The impact the internet and e-commerce have had on the retail industry is undeniable. However, while commerce experts have been predicting for many years that the e-com sector would soon overtake traditional high street sales, it’s only relatively recently that the online shopping model has taken off.

In 2019, just 14.1% of all global retail sales were made on e-com sites – by 2023, that figure is forecast to rise to 22%. With the meteoric rise of commercial titans like Amazon, Walmart, and Target, it seems populations globally are finally waking up to the convenience of shopping online – plus the substantial savings it can bring.

Moreover, from a retailer’s perspective, the online model offers significant benefits over real-world stores, including operating 24/7/365 at a fraction of the cost of holding stock in commercial premises. From automation to secure purchasing online and improved customer relations, the e-com style of selling is (in most ways) a dream come true for the majority of retailers.

The dangers presented by the e-com model

However, while moving online makes good sense for most retail operations, some associated risks are associated with e-retailing. As you might expect in such a high-worth sector, the dangers posed by cybercriminals are ever-present – though there are many other considerations retailers often overlook.

If you’re looking at embracing e-com technology – or even if you’re already operating – below are some of the most common problems faced by retailers online.

Shopping cart abandonment: One of the most frustrating and problematic areas of running an online store is the phenomenon of Shopping Cart Abandonment (SCA). In an SCA episode, a customer will browse the retailer’s site filling their cart with goods, only to suddenly become distracted by something else or simply leave the store without purchasing. Unfortunately, the problem is endemic across all e-com companies – big or small – and costs firms millions each year. Indeed, evidence shows 68% of all shopping carts are abandoned before transferring into a sale – and, in some cases, that figure can be as high as 80%.

Promo or coupon code abuse: Retailers typically run promo code discounts to gain new customers or encourage existing clients to make repeat sales. While these promotions can often be hugely successful, they are nonetheless extremely vulnerable to coupon abuse. The scale of the code abuse problem can run from the relatively innocuous (e.g., a customer creating a fake account to gain a small percentage discount on clothing) to potentially financially crippling scams developed by cybercriminals to fraudulently generate vast sums of money. In particular, referral codes where one user recommends another in return for a discount or financial reward are particularly prone – and very difficult to protect against.
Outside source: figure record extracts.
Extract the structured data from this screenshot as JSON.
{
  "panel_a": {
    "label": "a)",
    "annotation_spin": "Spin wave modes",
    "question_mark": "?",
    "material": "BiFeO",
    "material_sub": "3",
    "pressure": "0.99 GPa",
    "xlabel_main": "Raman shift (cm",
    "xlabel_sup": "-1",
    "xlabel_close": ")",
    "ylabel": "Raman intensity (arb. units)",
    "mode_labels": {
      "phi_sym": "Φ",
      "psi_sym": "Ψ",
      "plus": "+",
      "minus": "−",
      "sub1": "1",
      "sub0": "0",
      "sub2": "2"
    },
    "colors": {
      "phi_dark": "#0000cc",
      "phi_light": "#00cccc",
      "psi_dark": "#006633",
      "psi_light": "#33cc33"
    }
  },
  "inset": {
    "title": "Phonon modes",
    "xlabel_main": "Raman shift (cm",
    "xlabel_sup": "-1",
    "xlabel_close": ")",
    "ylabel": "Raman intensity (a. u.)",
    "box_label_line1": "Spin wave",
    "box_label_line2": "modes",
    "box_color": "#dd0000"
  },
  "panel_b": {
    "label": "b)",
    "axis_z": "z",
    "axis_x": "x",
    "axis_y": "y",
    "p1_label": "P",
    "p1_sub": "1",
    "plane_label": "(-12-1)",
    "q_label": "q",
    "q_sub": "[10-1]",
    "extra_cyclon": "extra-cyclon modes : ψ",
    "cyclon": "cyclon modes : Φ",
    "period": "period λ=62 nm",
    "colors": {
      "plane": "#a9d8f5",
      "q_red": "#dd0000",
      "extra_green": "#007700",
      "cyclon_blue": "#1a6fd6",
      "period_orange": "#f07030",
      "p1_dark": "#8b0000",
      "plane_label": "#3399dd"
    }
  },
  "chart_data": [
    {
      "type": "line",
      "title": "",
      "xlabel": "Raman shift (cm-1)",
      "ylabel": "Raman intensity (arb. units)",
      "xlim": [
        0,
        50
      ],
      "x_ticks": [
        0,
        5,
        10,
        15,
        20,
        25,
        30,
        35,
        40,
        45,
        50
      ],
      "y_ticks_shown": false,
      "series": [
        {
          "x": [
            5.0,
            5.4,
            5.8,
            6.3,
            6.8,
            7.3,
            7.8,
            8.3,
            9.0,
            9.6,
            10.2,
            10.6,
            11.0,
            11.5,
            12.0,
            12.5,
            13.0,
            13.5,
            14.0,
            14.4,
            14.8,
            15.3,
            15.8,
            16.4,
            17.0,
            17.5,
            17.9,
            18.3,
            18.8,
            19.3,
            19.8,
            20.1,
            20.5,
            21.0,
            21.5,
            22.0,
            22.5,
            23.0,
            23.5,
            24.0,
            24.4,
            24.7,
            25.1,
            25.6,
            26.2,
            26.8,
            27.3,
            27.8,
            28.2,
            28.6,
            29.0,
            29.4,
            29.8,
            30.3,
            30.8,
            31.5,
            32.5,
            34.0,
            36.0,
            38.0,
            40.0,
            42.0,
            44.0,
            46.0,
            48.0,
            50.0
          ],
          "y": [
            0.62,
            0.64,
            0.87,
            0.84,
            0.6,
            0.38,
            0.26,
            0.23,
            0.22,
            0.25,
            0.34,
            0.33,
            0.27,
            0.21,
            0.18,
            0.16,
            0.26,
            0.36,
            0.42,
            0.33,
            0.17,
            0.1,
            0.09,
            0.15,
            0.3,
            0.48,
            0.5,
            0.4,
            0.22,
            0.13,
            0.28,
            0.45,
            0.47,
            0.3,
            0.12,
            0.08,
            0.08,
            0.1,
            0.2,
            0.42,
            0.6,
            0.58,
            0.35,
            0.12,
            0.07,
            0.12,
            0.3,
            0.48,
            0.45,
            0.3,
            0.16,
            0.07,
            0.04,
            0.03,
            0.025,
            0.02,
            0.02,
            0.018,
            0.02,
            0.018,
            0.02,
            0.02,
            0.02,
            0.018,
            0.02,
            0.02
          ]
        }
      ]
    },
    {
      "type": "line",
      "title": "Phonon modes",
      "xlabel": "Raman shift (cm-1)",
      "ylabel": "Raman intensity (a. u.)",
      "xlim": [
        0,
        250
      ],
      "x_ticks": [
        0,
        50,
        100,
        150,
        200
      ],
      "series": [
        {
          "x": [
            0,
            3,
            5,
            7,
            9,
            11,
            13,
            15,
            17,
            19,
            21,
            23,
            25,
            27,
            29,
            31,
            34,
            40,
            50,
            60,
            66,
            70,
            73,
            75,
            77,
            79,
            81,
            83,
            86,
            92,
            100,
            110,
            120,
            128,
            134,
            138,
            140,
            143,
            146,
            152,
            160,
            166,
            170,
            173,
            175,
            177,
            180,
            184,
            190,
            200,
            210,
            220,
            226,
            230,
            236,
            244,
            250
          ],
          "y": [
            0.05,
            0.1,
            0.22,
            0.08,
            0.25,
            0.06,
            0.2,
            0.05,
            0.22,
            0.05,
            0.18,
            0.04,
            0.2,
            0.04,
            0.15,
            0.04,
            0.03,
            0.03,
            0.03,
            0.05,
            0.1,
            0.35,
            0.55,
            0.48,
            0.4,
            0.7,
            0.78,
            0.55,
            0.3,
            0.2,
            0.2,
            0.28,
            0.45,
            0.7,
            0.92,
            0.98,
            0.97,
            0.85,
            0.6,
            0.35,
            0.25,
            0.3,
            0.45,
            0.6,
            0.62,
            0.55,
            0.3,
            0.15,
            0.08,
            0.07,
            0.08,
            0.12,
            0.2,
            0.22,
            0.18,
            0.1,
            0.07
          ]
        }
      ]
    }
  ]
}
Cyberattacks: Where there is money to be made, you can be sure the fraudsters won’t be far behind, and the e-com industry is no exception, unfortunately. In recent years, cybercriminals have become increasingly more inventive and sophisticated in the types of attacks they’re launching against both online stores and their customers. From launching Distributed Denial of Service (DDoS) attacks against sites to phishing scams masquerading as a recognized company to brute force attacks to hack into a site’s underlying code and database, the tactics used by online criminals are as varied as they are dangerous. For the best protection against online criminals, you should look at entrusting the development and running of your site and its e-com functions to a trusted web design company, host, and security provider.

Developing customer and brand loyalty: While selling online drastically cuts a shop’s overhead in terms of staff, stock, and premises, this reduction in interpersonal contact also presents another problem – namely, that it’s much harder to develop a relationship with consumers through technology and a screen. However, if a company doesn’t succeed in building brand loyalty, it will ultimately struggle. Research shows it costs five times more to source a new customer than it does to retain an existing one – plus the old Pareto Principle states just 20% of a firm’s clients generate around 80% of its sales. To combat the problem, try installing a live chat function on your site to encourage your trustworthiness and develop communication with potential customers. You should also be fully transparent with your contact details/terms and conditions and also ensure you provide the best possible customer experience and support. Customer Relationship Management (CRM) software can largely automate the task of customer care and support.

Returns and refunds: Shoppers will inevitably return goods from time to time – however, how you handle returns is vitally important if your e-com venture is to succeed. Somewhat unsurprisingly, given the blind nature of buying online, over 60% of all e-com shoppers check a store’s returns policy before making a purchase – with 80% saying that overly complex returns or refunds policies put them off buying in the first place.